Lauriane est étudiante en école d’ingénieurs à AgroParisTech. Pendant son stage, lors de l’ensilage ou la tonte des brebis, ne lui sont confiées que des tâches domestiques comme la préparation des repas pour les autres agriculteurs. « Après la traite, on m’explique que je dois, comme les autres femmes, faire à manger pour ces messieurs. Les hommes et les femmes n’étaient pas à la même table, et les femmes mangeaient seulement les quelques restes qui leur revenaient ».

Marie, étudiante dans la même école, rapporte de son stage que « pour une femme, tu t’en es vraiment très bien sortie ». Cette phrase d’apparence banale et pourtant sexiste relève du quotidien pour toutes les femmes en agriculture, qu’elles soient stagiaires, apprenties, salariées ou cheffe d’exploitation.

 

 
Femme lavant un tracteur
"J’ai acheté un tracteur et insisté pour que les papiers soient à mon nom, mais ils ont inscrit le nom de mon conjoint en premier alors qu’il n’est même pas agriculteur !" - Patricia, éleveuse en Isère © DR

« Partout où j’allais, je n’étais pas prise au sérieux, dénonce Patricia.

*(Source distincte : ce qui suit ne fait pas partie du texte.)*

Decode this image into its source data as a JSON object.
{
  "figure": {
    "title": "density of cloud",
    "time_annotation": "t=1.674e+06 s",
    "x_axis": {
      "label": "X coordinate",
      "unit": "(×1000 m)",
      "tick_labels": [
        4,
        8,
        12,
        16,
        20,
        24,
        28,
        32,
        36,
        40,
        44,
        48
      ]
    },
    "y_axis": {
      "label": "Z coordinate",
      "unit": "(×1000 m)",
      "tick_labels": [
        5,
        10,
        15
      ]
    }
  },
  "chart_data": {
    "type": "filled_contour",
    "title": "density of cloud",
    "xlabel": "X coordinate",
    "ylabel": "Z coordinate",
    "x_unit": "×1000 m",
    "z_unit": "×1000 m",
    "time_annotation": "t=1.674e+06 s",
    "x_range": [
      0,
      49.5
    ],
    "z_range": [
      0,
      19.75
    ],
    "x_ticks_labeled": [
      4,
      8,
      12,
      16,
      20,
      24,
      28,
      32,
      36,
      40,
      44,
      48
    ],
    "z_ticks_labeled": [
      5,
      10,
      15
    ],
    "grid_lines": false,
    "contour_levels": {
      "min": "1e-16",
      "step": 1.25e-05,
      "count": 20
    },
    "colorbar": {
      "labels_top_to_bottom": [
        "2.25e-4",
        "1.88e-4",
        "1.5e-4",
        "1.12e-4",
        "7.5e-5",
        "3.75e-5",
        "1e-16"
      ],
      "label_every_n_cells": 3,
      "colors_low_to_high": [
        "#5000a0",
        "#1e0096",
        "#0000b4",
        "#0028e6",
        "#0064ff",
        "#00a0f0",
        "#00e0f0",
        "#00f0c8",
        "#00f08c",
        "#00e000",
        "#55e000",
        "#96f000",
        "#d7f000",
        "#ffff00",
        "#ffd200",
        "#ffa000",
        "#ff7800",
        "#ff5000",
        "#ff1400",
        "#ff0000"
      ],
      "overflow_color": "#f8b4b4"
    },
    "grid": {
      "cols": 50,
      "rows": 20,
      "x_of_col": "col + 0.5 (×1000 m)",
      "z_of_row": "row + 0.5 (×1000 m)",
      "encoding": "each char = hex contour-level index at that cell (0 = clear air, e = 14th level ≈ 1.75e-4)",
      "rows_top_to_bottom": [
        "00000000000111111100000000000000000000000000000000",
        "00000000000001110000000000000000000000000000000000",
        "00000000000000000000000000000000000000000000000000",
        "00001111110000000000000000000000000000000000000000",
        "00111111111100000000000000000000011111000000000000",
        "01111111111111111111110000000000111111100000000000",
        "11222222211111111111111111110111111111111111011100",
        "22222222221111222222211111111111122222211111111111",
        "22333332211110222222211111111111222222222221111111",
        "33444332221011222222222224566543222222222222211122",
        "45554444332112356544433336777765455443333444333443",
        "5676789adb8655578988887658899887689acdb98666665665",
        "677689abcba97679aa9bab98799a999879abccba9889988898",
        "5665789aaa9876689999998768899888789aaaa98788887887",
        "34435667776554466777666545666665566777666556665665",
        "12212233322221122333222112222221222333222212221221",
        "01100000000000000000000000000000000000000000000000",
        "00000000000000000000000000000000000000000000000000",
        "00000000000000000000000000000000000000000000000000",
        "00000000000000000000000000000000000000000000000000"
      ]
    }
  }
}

Chez le mécanicien, j’ai acheté un tracteur et insisté pour que les papiers soient à mon nom, mais ils ont inscrit le nom de mon conjoint en premier alors qu’il n’est même pas agriculteur ! ». Ces témoignages, infiniment nombreux, font état du sexisme ambiant dans lequel vivent les femmes en agriculture, tout au long de leur parcours.

Comme beaucoup d’autres agricultrices, Laura fait désormais partie d’un groupe en non-mixité, « les Tracteuses » et continue de gérer seule son élevage de 100 brebis et 2 600 poules. Comme 86 % des plaintes pour agressions sexuelles déposées entre 2012 et 2021, la plainte de Laura a été classée sans suite.

Définition

 

  • Agissement sexiste : « tout agissement lié au sexe d’une personne, ayant pour objet ou pour effet de porter atteinte à sa dignité ou de créer un environnement intimidant, hostile, dégradant, humiliant ou offensant » (article L1142-2-1 du Code du travail)
  • Agression sexuelle : « toute atteinte sexuelle commise avec violence, contrainte, menace ou surprise. » Cinq zones : fesses, sexe, entre les cuisses, seins et bouche (article 222-22 du Code pénal). S’il y a pénétration, il s’agit d’un viol, puni de 15 ans de réclusion criminelle.
  • Féminicide : meurtre d’une femme en raison de son sexe.